Guardadas as infinitas proporções no tempo e na história, há no ambiente da mídia uma disputa parecida: uns apegados aos cânones do passado e uma crescente maioria se movimentando para abolir esses mesmos cânones. A face comercial da imprensa precisa mudar e um número considerável de jornalistas precisa acordar para a realidade dos novos tempos. Notícia não é mercadoria. Noticia pública é pública. E o poder público tem o direito - e mesmo o dever - de falar diretamente com a sociedade.
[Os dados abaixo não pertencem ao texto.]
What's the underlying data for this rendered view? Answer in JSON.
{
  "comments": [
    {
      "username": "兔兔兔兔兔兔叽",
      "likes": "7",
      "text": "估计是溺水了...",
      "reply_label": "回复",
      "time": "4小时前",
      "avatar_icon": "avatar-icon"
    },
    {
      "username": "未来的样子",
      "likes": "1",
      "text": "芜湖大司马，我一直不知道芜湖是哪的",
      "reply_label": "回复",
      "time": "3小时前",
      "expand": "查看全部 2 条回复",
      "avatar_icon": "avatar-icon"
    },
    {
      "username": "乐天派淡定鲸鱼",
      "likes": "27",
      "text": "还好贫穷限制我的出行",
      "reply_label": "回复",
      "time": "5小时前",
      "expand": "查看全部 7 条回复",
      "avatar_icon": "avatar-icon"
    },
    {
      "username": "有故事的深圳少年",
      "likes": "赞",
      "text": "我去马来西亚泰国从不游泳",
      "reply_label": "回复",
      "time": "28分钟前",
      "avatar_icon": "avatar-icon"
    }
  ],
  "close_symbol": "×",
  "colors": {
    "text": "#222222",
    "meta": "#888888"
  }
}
É isso que poderíamos chamar de modernidade da comunicação. Manter a mediação da mídia tradicional, que merece respeito e precisa desfrutar de legitima liberdade de ação, mas também aproveitar as infinitas possibilidades das novas mídias. E por que não? Vamos ao texto de Ricardo que vou titular com o nome dos dois antigos partidos da Florença Renascentista de Dante e também de Maquiavel.
Entre Guelfos e Gibelinos
* Por Ricardo Lauricella
"As novas mídias realmente representam a nova vanguarda e suas inovações são pelo menos tão radicais quanto as inovações formais da década de 1920".
Lev Manovich
Na última semana o meu twitter não parou de pipocar com comentários dos mais diversos perfis de pessoas sobre o blog "Fatos e Dados" da Petrobrás. Na mesma toada corriam eventos de Comunicação para o Governo e Cidadania que discutiam a atual era da informação e, ainda, comentários sobre a medida da Secretaria de Comunicação Social da Presidência da República (Secom) de pulverizar publicidade de acordo com parâmetros de circulação e audiência. A questão aqui não é discutir o Governo atual, mas o modo como a informação é tratada. Afinal, nos dias atuais, o que é informação? Qual é o seu papel? A quem ela pertence?
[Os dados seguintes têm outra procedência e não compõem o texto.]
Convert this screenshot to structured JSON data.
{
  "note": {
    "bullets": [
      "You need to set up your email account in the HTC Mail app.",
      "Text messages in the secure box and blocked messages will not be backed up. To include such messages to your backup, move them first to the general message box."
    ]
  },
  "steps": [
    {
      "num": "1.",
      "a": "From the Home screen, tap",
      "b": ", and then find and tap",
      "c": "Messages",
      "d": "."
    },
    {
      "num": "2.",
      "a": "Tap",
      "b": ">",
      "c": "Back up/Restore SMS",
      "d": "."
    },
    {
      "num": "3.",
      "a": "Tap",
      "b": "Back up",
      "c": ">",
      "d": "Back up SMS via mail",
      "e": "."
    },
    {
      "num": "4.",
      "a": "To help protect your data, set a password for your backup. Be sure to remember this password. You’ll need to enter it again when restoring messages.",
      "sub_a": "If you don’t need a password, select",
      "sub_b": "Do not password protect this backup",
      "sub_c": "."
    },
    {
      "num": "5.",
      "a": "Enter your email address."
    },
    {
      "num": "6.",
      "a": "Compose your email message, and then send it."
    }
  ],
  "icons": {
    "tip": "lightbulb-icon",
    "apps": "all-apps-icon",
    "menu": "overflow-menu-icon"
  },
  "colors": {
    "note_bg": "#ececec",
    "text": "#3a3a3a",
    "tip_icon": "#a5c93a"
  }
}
Vamos a uma tentativa de respostas. A informação é notada, registrada, distribuída e compartilhada. Sendo assim, seria o produtor da matéria o dono dela? E no caso dos releases? Seriam os assessores de imprensa os donos? Afinal eles recebem a informação e divulgam para a grande imprensa. Sendo assim, nas newsletters e informações nos portais de comunicação, os webdesigners poderiam reclamar para si a propriedade pelo produto final?
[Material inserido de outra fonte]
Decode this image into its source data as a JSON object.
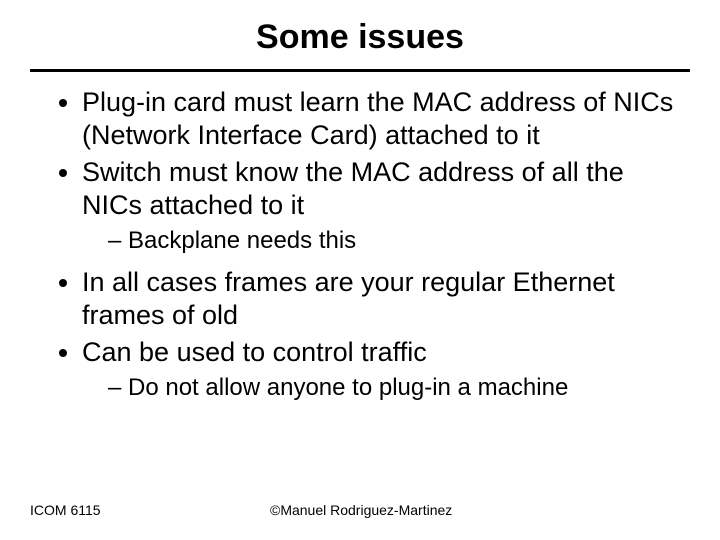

De acordo com o crítico e pesquisador Lev Manovich, o remix tem extrapolado o universo musical e se estabelecido como re-utilização de materiais já existentes. No caso da informação tratada no jornalismo, não são poucos os casos em que matérias são requentadas, diluídas de um meio de comunicação e colocadas em outro. Esse processo se dá pela recriação, através de marcas do autor original e do autor do remix.
A "cultura do remix" está presente em tudo: artes plásticas, música, moda, aplicativos web, mídia colaborativa, gastronomia e até fusões entre empresas. O rádio faz muito disso recortando e repercutindo notícias dos jornais durante sua programação. E o conceito da autoria, como fica? Então, a informação pertence ao jornalista ou este estaria se apropriando dela quando quer exclusividade sobre seu conteúdo? Voltamos ao conceito de Michel Foucault ao perguntar De quem é a autoria?
Disponibilizar informações através de softwares como blogs para qualquer um acessar parece ser uma medida de transparência irrefutável. É como deixar também para o julgamento público a ordem dos acontecimentos à revelia da edição deste ou de outro veículo. Então, os mais afoitos poderão logo contestar falando que existe uma questão comercial de ordem capitalista. Que capitalismo? Capitalismo social? Neoliberal? Que os jornais precisam de dinheiro para existir e esse rendimento viria dos furos, notícias em primeira mão é algo muito óbvio. Só que a sociedade mudou.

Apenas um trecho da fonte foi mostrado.